Além disso, as inundações representam um risco à segurança alimentar dos paquistaneses, devido à destruição de locais de agricultura e pecuária, também afetando profundamente a saúde pública da população, que fica exposta à disseminação de doenças transmitidas pela água, como cólera e hepatite. “Se ocorre uma desregularização do ciclo de monções, com eventos de alta magnitude em termos de chuva, isso acaba desestabilizando esses sistemas atmosféricos, podendo migrar de uma área que é comum esses ciclos para áreas que geralmente não têm esse tipo de sazonalidade”, completa o professor de geografia.
Mitigação do fenômeno
Pereira Filho comenta quais são as estratégias que podem ser utilizadas para mitigar esse fenômeno. “Normalmente, a mitigação se faz com medidas estruturais, mudanças no escoamento da água dos rios e também com o sistema de previsão e alerta. Mas a maneira certa de mitigar é investir mais em sistemas de medição. Não se faz mitigação sem um bom sistema de monitoramento do tempo e do clima. O Brasil, por exemplo, chegou a ter 12 mil pluviômetros, mas quando essa rede estatística foi avaliada, quase 40% dos dados foram rejeitados pelo centro de previsão do tempo de Washington, nos Estados Unidos, devido a falhas, erros e outros problemas. Então, se queremos melhorar a nossa compreensão do clima e do tempo, é necessário investir.

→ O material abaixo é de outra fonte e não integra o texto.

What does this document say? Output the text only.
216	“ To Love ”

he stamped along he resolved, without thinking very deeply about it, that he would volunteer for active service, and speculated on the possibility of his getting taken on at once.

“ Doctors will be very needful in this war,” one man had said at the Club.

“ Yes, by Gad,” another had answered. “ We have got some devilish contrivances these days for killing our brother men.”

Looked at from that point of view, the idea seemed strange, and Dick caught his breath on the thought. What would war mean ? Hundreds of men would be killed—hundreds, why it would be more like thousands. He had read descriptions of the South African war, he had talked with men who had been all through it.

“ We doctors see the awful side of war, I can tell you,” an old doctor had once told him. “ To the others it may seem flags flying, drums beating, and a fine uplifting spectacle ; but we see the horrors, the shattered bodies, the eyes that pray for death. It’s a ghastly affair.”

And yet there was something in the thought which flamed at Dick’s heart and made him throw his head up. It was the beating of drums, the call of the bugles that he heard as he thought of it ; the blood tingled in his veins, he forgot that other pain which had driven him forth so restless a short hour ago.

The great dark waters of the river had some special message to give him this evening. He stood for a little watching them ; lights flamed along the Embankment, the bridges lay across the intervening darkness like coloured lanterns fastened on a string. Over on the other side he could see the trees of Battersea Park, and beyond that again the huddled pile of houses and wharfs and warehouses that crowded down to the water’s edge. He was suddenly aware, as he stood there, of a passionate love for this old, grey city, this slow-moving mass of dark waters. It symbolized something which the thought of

Do ponto de vista climático é necessária uma série longa de dados de qualidade, no mínimo 30 anos, para caracterizar uma variabilidade climática dessa como ocorrida no Paquistão.”
Além da melhora dos sistemas de monitoramento, uma outra medida estrutural que pode ser utilizada para reduzir os impactos das chuvas é a variabilidade espacial da superfície, que alterna áreas impermeabilizadas, como monoculturas e asfaltos com áreas permeabilizadas, que possam absorver a quantidade massiva de água.